Ashley is (still) dating star basketball player Brian Manson (Pierre-Yves Roy-Desmarais), but their relationship will crumble with the arrival of the dark Chaz (Pierre-Luc Lafontaine), the new student of New Garden Hills Valley, an orphan with a troubled past who was raised in the grimy part of town.
The plot of Completely high school feeds mainly on clichés of adolescent drama, the good old “teen drama”, and stereotypes attached to the main characters. The enthusiastic Keith O’Keefe (Patrick Emmanuel Abellard) tries to reveal his sexual orientation to his parents and he erects a barrier between him and the villainous Ryder Williams (Antoine Pilon), also homosexual, but less preppy.
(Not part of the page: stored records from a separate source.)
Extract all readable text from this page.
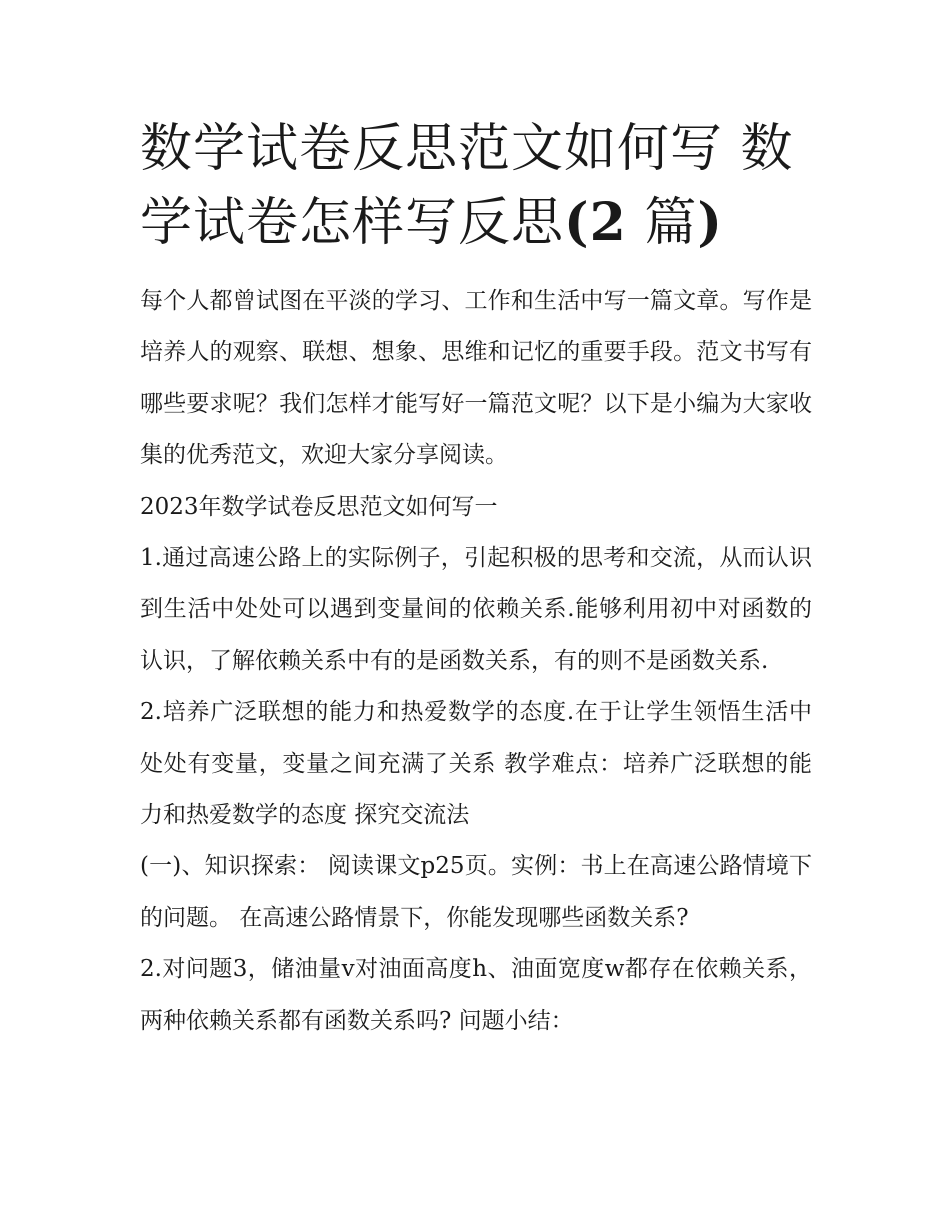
数学试卷反思范文如何写 数学试卷怎样写反思(2 篇)

每个人都曾试图在平淡的学习、工作和生活中写一篇文章。写作是培养人的观察、联想、想象、思维和记忆的重要手段。范文书写有哪些要求呢？我们怎样才能写好一篇范文呢？以下是小编为大家收集的优秀范文，欢迎大家分享阅读。

2023年数学试卷反思范文如何写一

1.通过高速公路上的实际例子，引起积极的思考和交流，从而认识到生活中处处可以遇到变量间的依赖关系.能够利用初中对函数的认识，了解依赖关系中有的是函数关系，有的则不是函数关系.

2.培养广泛联想的能力和热爱数学的态度.在于让学生领悟生活中处处有变量，变量之间充满了关系 教学难点：培养广泛联想的能力和热爱数学的态度 探究交流法

(一)、知识探索： 阅读课文p25页。实例：书上在高速公路情境下的问题。 在高速公路情景下，你能发现哪些函数关系?

2.对问题3，储油量v对油面高度h、油面宽度w都存在依赖关系，两种依赖关系都有函数关系吗? 问题小结：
New episodes explore New Garden Hills Valley’s C-wing, home to outcasts like goth Quinn Gray (Nahéma Ricci), who wears a spiked necklace and reads the book. self harm for dummies. The New Professor Brown (Eric Bernier), a caricature of Robin Williams in The Society of Dead Poetswill not hesitate to climb on his desk and quote the rapper 50 Centimes to motivate his flock.
The second episode contains two major cameos, the singer Émile Bilodeau and Julie Snyder who embodies an overly made-up shower-baguette mother. Jay Du Temple shows up at the eighth half hour as the famous rapper Jeminem. And Guillaume Lambert plays a regular in the dubious therapies of the Reverend Winterbottom, where he will meet our poor Keith, who is pronounced Kiss, in the French way, like Will Smisse.
No need to have watched the web series Completely high school to embark on its enhanced version. On the other hand, you have to be careful since the sitcom’s schoolboy humor, sometimes coarse and fast, is distributed on several levels: the lyrics, the facial expressions, the theme song, the graffiti on the walls, the billboards and the video description .
At a time when 20-somethings are recycling Y2K fashion (the 2000s), fans of Completely high school will enjoy this very Hilary Duff universe, flip phones, conversations on MSN, Chad Michael Murray, butterfly barrettes and Not yet a teen movie.
If you know Rachael Leigh Cook and Freddie Prinze Jr. ofShe has it allyou will surely decode all the hidden references – but not so many – of Completely high school. Leave here a song by Gavin DeGraw, Paula Cole or Sixpence None the Richer. Yolo and LOL, the gang.